Core course offers look at Native history
By Kelli Mutchler
Assistant News Editor
As
Native American students shape the history of their
community by attending Creighton in increasing numbers,
the university’s history department is being shaped
by Native Americans’ understanding of the past.
A Native American non-Western history course, which
will be offered this spring, comes at a time of record
enrollment among Native American students at Creighton.
Native American History, or NAS 108, was brought into
the core curriculum through efforts by Dr. Tracy Leavelle,
assistant professor of history, and the Rev. Raymond
Bucko, S.J., professor of sociology and anthropology
and director of the Native American Studies program.
Once a course in the Native American Studies major,
the redesigned history course was proposed to the core
curriculum board last spring and accepted as a history
course.
Bucko and Leavelle hope that making the class into a
core option will not only get more students interested
in the subject and involved in the major, but will also
offer a very different perspective of the history of
North America.
“We
simply assume Native Americans are part of our cultural
experience, but their culture is unique and distinct,
and that’s why this class is important —
it recognizes that,” Bucko said.
Because Native Americans are not always geographically
separate from a Western understanding of history, Bucko
said people consider the two different understandings
to be one version of history. But it is only in the
past 400 years that Native American history has become
intertwined with Western history.
Leavelle, who will teach the course this spring, plans
to cover a broad overview of Native American history,
from ancient times to the present.
Topics will include the way Native American people explain
their origins, various oral traditions, Native American
responses to colonization and the development of the
United States and more contemporary issues.
“The
purpose of the class is always to provide a Native perspective
on this history, not just an outside, European perspective,”
Leavelle said.
To accent this perspective, Leavelle said he will use
many primary resources, such as Aztec writings and first-hand
accounts from Native activists in the ’60s and
’70s.
Leavelle, who came to Creighton three years ago with
the idea of teaching a Native American history class,
said he also will deal with regional issues and regional
Native American history.
He said it is important to adapt any class to the location
at which it is being taught.
Bucko, who sees Omaha as the heart of Native American
country, agrees. He said the history class will help
students understand their experience in this area of
the Midwest.
Though Leavelle said the course material may be challenging
because it covers racial, ethical and violent issues
on a massive scale, he looks forward to teaching it.
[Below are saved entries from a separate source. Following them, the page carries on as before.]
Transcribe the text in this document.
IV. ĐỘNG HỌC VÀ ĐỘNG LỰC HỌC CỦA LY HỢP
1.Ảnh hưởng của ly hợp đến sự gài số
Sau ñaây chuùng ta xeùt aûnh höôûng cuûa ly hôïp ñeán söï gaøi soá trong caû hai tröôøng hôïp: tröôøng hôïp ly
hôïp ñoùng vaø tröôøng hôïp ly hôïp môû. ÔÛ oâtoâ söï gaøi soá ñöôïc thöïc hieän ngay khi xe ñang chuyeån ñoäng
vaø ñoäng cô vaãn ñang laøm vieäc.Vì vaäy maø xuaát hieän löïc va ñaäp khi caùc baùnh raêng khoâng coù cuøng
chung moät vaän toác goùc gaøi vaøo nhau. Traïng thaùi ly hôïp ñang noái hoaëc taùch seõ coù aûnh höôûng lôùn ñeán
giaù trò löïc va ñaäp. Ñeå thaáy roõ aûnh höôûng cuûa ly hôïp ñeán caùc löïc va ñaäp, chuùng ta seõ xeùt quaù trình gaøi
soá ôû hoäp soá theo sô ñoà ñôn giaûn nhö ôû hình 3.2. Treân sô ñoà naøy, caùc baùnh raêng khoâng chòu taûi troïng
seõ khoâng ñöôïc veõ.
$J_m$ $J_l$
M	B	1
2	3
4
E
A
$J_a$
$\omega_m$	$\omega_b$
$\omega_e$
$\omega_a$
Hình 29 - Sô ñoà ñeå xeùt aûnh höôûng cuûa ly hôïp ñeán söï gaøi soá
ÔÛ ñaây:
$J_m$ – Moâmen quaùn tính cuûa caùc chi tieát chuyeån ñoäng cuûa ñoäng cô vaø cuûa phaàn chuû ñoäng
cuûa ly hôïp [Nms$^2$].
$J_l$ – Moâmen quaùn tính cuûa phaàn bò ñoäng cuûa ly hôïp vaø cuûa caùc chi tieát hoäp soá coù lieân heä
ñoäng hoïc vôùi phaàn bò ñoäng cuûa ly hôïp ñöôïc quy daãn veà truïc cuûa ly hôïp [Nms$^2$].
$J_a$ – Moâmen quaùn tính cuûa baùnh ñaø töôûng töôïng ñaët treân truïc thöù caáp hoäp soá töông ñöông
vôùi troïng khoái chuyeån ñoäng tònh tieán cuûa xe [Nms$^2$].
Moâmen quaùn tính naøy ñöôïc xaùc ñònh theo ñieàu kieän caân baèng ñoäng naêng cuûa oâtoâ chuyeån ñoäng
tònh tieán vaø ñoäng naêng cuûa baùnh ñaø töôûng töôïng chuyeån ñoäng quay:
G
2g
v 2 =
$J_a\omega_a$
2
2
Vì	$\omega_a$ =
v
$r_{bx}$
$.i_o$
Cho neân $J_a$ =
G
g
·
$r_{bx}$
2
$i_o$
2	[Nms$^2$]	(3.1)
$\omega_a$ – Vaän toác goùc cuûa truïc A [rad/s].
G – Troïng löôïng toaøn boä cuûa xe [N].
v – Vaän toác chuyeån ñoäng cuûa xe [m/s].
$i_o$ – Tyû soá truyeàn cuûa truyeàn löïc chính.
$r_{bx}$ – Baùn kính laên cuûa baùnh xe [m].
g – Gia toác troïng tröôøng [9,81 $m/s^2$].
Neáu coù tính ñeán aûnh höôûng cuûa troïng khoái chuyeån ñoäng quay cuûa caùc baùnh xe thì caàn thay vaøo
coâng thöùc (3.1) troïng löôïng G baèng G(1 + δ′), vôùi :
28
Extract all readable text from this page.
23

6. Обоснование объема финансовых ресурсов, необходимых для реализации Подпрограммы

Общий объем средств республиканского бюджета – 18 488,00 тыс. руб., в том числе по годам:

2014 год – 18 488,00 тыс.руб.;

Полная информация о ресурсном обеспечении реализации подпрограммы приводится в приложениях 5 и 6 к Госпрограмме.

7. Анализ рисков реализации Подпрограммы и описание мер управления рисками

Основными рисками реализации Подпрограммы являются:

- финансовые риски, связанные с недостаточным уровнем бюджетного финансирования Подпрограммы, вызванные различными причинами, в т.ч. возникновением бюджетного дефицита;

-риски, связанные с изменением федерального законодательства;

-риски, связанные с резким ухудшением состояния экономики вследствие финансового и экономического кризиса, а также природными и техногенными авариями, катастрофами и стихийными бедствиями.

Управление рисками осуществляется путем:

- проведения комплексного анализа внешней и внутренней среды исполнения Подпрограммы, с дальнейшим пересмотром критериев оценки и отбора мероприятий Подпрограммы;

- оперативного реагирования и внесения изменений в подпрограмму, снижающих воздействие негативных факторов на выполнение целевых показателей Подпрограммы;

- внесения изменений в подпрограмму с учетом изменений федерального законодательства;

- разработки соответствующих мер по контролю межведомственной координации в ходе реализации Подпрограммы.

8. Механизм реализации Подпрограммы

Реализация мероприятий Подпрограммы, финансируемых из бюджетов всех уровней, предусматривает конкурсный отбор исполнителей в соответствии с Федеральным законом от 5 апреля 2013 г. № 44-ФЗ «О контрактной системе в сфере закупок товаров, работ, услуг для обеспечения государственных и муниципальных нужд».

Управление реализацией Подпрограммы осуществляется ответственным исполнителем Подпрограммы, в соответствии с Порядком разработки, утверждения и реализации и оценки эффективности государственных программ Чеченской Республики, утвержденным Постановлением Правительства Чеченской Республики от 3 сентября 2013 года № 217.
He said that while Native American students may find
the history difficult to deal with, and non-Native students
may find the history uncomfortable, he thinks they will
also find an exciting and relevant history. Leavelle
considers it important that he and the class become
resources for Native American students at Creighton.
“This
history isn’t over. Native communities across
the United States and elsewhere face increased challenges
and yet they’re amazingly strong and resilient
communities. We need to understand this is a history
that didn’t end in the 1900s,” Leavelle
said.
Colleges and universities are facing a common challenge:
keeping students from Native American communities in
school until graduation.
Don Bishop, associate vice president for Enrollment
Management, said the retention rate among Native Americans
is currently a national issue.
He said schools that admit Native Americans need to
pay more attention to providing the support structures
those students need, which is something Creighton has
tried to promote.
Among the 28 Jesuit universities, Creighton has the
highest percentage of Native American students, Bishop
said. It also has one of the highest enrollments of
Native American students per capita of all private universities
in the nation.
Although the numbers themselves look small — there
are currently 14 Native American students in a freshman
class of 972 — Bishop emphasized that it is also
important to take into account how many Native American
students applied, how many of those applications were
incomplete and how many students will return sophomore
year.
“The
issue is not how many freshmen you enroll, but how many
will you graduate?” Bishop said.
He said part of the struggle to keep Native American
students enrolled stems from their strong cultural ties
to families. When something happens at home, many students
leave and return to their families.
But Bishop said many people at Creighton have focused
on such Native American issues, and, from an admissions
standpoint, have a stated priority to increase Native
American enrollment.
This continuing interaction is something that dates
back to relations between the Jesuits and Native Americans
in the 1600s, Bucko said.
“It’s
essential to our tradition, and Creighton maintains
that,” he said.
For more information about when NAS 108 is offered,
visit www.creighton.edu/registrar.
For more information about the Native American Studies
program, visit www.puffin.creighton.edu/NAS.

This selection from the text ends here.